Post: 87% dos consumidores pretendem manter ou aumentar compras em lojas nacionais, mesmo com revogação da taxa das blusinhas

Pesquisa de opinião realizada pela consultoria Plano CDE mostra que a revogação da taxa das blusinhas não afasta o consumidor brasileiro das lojas nacionais.

Mesmo sem o imposto de 20% na importação de produtos de até US$ 50 realizada por pessoas físicas em e-commerce internacional, a grande maioria dos entrevistados informa que pretende manter ou aumentar o volume de compras em lojas brasileiras. 

O tema ganha ainda maior relevância por restarem menos de 2 meses para a apreciação pelo Congresso Nacional da Medida Provisória (MP) 1.357/2026 que revogou a cobrança – há necessidade de aprovação até 8 de setembro, caso contrário a tributação voltará a vigorar.  

A pesquisa Plano CDE foi realizada no mês de junho, a pedido da Associação Brasileira de Mobilidade e Tecnologia (Amobitec), entidade que reúne plataformas internacionais de e-commerce. Foram realizadas 1,5 mil entrevistas, em uma amostragem representativa da população brasileira adulta com acesso à internet.

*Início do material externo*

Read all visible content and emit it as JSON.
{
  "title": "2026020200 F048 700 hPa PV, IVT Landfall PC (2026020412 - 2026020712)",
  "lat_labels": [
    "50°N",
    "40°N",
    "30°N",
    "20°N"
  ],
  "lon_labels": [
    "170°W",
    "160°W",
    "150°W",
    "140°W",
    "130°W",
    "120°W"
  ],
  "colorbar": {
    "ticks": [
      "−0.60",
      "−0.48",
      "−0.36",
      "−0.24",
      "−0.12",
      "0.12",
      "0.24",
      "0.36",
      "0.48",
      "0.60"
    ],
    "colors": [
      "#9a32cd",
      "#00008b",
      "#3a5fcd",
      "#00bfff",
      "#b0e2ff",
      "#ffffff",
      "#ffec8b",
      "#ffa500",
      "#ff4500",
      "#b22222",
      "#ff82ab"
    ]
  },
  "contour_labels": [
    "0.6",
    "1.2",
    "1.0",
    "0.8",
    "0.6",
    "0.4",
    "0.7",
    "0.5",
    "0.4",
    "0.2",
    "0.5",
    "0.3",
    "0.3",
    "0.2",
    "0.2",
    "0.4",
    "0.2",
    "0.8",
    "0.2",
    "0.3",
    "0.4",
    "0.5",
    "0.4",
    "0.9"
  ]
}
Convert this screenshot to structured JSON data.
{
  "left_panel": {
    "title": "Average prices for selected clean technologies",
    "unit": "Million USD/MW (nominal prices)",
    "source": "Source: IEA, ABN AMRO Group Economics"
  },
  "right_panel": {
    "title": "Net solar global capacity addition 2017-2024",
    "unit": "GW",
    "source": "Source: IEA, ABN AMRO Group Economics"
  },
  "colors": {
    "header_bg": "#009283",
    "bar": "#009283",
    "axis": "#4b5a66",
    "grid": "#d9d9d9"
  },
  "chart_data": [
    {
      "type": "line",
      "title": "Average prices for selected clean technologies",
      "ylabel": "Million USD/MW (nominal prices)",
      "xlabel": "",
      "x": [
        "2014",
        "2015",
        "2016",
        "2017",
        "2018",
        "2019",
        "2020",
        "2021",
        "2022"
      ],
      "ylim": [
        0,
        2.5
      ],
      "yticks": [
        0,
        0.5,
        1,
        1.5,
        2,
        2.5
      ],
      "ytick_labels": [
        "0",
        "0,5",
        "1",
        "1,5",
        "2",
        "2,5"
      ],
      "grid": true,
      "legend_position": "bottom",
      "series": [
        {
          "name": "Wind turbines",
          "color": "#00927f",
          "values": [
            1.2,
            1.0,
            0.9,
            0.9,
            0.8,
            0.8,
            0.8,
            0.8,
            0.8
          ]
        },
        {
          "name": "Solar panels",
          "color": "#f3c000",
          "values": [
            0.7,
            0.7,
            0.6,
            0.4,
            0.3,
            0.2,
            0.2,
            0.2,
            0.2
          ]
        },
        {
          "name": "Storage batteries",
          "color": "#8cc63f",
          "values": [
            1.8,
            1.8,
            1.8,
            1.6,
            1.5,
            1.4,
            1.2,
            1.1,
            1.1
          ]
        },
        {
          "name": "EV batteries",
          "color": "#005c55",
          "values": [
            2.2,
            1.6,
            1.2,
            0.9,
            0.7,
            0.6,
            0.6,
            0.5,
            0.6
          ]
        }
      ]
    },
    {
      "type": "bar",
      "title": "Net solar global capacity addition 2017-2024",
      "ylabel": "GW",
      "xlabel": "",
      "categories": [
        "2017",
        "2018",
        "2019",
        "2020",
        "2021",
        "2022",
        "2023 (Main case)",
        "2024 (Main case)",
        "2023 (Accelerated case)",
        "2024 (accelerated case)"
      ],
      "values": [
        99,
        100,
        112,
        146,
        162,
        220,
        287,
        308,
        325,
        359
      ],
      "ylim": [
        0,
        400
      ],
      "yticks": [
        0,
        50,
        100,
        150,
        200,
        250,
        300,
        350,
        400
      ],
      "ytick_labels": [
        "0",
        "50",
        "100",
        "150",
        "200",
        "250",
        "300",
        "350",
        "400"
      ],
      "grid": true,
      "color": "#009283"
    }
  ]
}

Ao serem questionados se com a revogação definitiva da taxa das blusinhas pretende-se comprar mais, menos ou em igual quantidade em lojas nacionais, em relação ao que vinham fazendo, 66% dos entrevistados responderam que pretendem manter o volume, enquanto 21% afirmaram que pretendem comprar mais.

No caso das compras realizadas em plataformas internacionais de e-commerce, 50% dos consumidores responderam que aumentarão as aquisições nesses canais caso o fim do imposto seja aprovado pelo Congresso, enquanto 39% informaram que manterão o atual volume de compras, mesmo com o fim da tributação. 

A pesquisa realizada pela Plano CDE mostrou que, para 58% da população, a taxa das blusinhas prejudicou os mais pobres e beneficiou os grandes empresários. Além disso, 56% acreditam que a tributação não impulsionou o comércio local.

O levantamento também confirmou a alta rejeição da população brasileira à taxa das blusinhas: 70%, tal como evidenciado por pesquisas anteriores de opinião. Um recorte adicional realizado pela pesquisa da Plano CDE revela que que a rejeição à taxa é ligeiramente maior entre os consumidores das classes C, D e E, chegando a 71%. Entre os consumidores das classes A e B, a rejeição é de 65%.  

“A tributação sobre as compras internacionais de até US$ 50 foi um erro econômico que prejudicou principalmente as classes de menor aquisitivo. As pesquisas de opinião mostram que a população está ciente de que foi prejudicada pela taxa e que está de olho na atuação do Congresso Nacional sobre o tema”, alerta André Porto, diretor-executivo da Amobitec.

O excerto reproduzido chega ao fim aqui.